We scan through the whole file, but only store the email headers in RAM to that a 1.9 GB mailbox doesn't take up 1.9 GB.

iliajie commented 2 years ago

We scan through the whole file, but only store the email headers in RAM to that a 1.9 GB mailbox doesn't take up 1.9 GB.

I assume reading a file for extracting the headers later would consume RAM? Also, why do we scan the whole file when we presumably need no more than 100kB of its head?

jcameron commented 2 years ago

No, usermin reads the file line-by-line rather than pulling the whole thing into RAM and then parsing it. See the code here : https://github.com/webmin/webmin/blob/master/mailboxes/boxes-lib.pl#L2602

Also, we need to read the whole thing in order to parse the Date: headers and delete messages that are too old.

iliajie commented 2 years ago

No, usermin reads the file line-by-line rather than pulling the whole thing into RAM and then parsing it.

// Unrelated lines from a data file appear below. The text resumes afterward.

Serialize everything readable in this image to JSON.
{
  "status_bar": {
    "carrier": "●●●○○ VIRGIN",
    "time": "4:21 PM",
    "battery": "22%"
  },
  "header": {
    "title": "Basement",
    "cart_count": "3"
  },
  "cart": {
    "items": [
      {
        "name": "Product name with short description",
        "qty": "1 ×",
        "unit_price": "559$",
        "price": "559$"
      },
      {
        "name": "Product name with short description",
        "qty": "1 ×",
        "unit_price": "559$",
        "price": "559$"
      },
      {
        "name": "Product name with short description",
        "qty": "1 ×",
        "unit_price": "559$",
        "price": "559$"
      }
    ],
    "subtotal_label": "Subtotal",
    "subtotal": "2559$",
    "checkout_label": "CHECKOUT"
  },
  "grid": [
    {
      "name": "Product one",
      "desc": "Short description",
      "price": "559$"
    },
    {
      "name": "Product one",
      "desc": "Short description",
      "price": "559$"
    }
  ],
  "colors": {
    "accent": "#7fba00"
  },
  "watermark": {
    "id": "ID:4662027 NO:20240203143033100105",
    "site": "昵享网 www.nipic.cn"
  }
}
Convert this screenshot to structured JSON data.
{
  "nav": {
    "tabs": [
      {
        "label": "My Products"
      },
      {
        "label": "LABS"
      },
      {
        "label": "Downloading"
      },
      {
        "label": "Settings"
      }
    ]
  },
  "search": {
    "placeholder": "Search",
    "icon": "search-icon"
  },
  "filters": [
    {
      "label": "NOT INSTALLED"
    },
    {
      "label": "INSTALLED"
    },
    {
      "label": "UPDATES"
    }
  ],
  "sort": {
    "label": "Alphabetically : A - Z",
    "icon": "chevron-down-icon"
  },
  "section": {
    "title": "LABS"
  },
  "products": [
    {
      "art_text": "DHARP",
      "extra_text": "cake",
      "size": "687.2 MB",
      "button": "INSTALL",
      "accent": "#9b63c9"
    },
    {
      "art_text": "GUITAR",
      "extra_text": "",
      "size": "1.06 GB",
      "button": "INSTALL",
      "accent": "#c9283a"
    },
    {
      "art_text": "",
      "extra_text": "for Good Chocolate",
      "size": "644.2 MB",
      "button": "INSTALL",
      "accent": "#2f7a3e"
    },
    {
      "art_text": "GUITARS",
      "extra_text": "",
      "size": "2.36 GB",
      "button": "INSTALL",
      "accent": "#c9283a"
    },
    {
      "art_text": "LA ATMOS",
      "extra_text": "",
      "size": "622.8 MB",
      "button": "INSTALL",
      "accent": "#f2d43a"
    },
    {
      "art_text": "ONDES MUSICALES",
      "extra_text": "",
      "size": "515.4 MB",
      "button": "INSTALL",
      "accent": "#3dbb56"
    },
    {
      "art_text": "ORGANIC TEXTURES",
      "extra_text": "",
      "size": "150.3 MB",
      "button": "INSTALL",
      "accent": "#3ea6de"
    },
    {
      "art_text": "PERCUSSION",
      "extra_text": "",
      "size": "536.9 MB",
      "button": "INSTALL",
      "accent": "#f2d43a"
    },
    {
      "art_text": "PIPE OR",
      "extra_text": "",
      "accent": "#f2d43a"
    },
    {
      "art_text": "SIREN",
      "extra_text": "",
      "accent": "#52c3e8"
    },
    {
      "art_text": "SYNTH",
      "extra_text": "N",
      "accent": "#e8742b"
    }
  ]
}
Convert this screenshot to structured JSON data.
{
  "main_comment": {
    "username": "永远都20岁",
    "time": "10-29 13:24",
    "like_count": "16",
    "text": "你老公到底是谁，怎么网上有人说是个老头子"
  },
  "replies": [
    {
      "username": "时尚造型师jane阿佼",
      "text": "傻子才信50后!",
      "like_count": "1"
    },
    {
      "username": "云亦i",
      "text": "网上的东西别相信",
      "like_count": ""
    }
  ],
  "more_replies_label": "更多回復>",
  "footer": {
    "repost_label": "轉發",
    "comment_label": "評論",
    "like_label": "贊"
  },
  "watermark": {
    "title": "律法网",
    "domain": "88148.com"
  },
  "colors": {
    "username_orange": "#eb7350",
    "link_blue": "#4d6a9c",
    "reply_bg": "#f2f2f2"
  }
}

Great. Alright. I think we need to ask for that odd mail file and see what's happening wrong.

Also, we need to read the whole thing in order to parse the Date:

What do you mean by 'the whole thing'? Isn't the Date: line is in the header, somewhere at the top of the file?

jcameron commented 2 years ago

What do you mean by 'the whole thing'? Isn't the Date: line is in the header, somewhere at the top of the file?

Yes, for Maildir-format we only read each file up to the end of the headers. For mbox format we scan the entire file, but only save the headers.

swelljoe commented 2 years ago

Optimizing without understanding how the code works is not productive, Ilia. ;-)

iliajie commented 2 years ago

Yeah, I was pretty busy previous weeks. I didn't look at this code closely yet. That was just a theoretical crash. :-)